Anyway, I think pull is better, for two reasons. Firstly, because I think the resultant software itself is better. diff, patch and grep (say) are brilliant at what they do. And I think they've got there because they're separate programs, rather than as components of an application. Evolution can't happen to an application, it can only happen between applications. It's application versus application, but imagine how much better it would be instead if you could take the best parts of Microsoft Word and merge them with the best parts of BBEdit.

Trying to evolve a single monolithic application is like trying to order using bogo-sort.

The second reason is that pull is a way of exploring the software landscape. A push model of development by its very nature means developing in a deliberate direction, which means features are limited by the imagination of developers. Exploring with pull on the other hand means the only limitation is how people - any people - combine the parts. Ideas for free, almost.

And I guess this is what people call adaptive design.

Those are the two qualities I mentioned at the beginning. How to design software to itself be evolvable, and be open to other possibilities in the greater software ecology? (Incidentally, I don't think we've had the fundamental improvements necessary in the ecology since diff and patch. XML is a leap-ahead; the ecology needs a better form of structured text, because then we can have solidly grounded zoomable interfaces.)

It's a way of designing software to allow features to be shallow.

Start with weblogs! There needs to be flexibility both in the components, and the abstraction layers themselves between the components (the second is the tricky bit). We can take some hints by looking at what's already in the software ecology. So, some design decisions.

  • For storage, we already have a standard database -- data should be stored in individual posts on the filesystem, in plain text files.
  • Lacking a better structured, extensible text format, the files should use something like RSS. The storage format must be independent of both output and input styles. (Or maybe use email style storage, with headers and body?)
  • There need to be growth points to anchor commenting, trackback, trails, categories and so on.
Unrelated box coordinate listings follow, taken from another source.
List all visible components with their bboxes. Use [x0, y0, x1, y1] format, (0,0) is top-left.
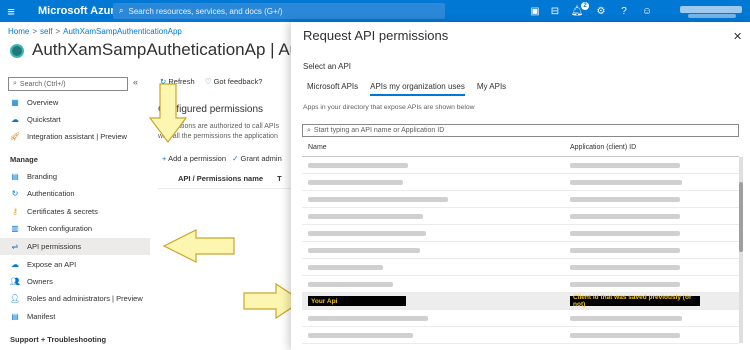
select-api-label: Select an API — [303, 62, 352, 71]
your-api-client-id: Client id that was saved previously (or … — [570, 294, 700, 308]
tab-microsoft-apis[interactable]: Microsoft APIs — [307, 82, 358, 96]
your-api-label: Your Api — [311, 297, 338, 305]
arrow-down-annotation — [148, 83, 188, 143]
your-api-name: Your Api — [308, 296, 406, 306]
table-row[interactable] — [302, 191, 739, 208]
api-search-placeholder: Start typing an API name or Application … — [313, 127, 445, 134]
table-row[interactable] — [302, 157, 739, 174]
api-search-input[interactable]: ⌕ Start typing an API name or Applicatio… — [302, 124, 739, 137]
col-application-id: Application (client) ID — [570, 144, 637, 151]
table-row[interactable] — [302, 327, 739, 344]
table-row[interactable] — [302, 208, 739, 225]
close-icon[interactable]: ✕ — [733, 30, 742, 43]
table-row-your-api[interactable]: Your Api Client id that was saved previo… — [302, 293, 739, 310]
panel-title: Request API permissions — [303, 28, 449, 43]
col-name: Name — [308, 144, 327, 151]
tab-apis-my-organization-uses[interactable]: APIs my organization uses — [370, 82, 465, 96]
table-row[interactable] — [302, 225, 739, 242]
tab-my-apis[interactable]: My APIs — [477, 82, 506, 96]
table-row[interactable] — [302, 259, 739, 276]
table-scrollbar-thumb[interactable] — [739, 182, 743, 252]
search-icon: ⌕ — [307, 126, 311, 134]
api-tabs: Microsoft APIs APIs my organization uses… — [307, 82, 518, 96]
request-api-permissions-panel: Request API permissions ✕ Select an API … — [291, 22, 750, 350]
apis-note: Apps in your directory that expose APIs … — [303, 104, 475, 111]
arrow-left-annotation — [162, 229, 235, 263]
table-row[interactable] — [302, 310, 739, 327]
table-row[interactable] — [302, 276, 739, 293]
table-row[interactable] — [302, 174, 739, 191]
client-id-label: Client id that was saved previously (or … — [573, 294, 692, 308]
table-row[interactable] — [302, 242, 739, 259]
Although both input and output into the datastore are unspecified here, and many systems will jostle for ways, some suggestions:

  • The input API should either use plain HTTP, like RESTlog, or allow storage on the filesystem without any further gateway (using scp, ftp, copying, moving, or editing files directly).
  • The output should be flexible and so loosely joined that even though there can be multiple templates and so on, there's no concept of republishing.
  • Templated output is a form of cache. Caching must be invisible.
  • Tiny tools should do most of the work, like qmail.

Because of these principles, the system will work with any combination of input styles so long as the output of them is recognised, like the Movable Type text formatting approach.

Okay, so I'm looking at something that involves parts of RESTlog, parts of blosxom. It takes design hints from the way mail systems hang together: procmail for filtering, mbox or similar as a plaintext storage format, simple protocols to view and send mail... (Oh, and now you've read all of this, go back and read the comments in the hyperlink tooltips. There's yet more in those.)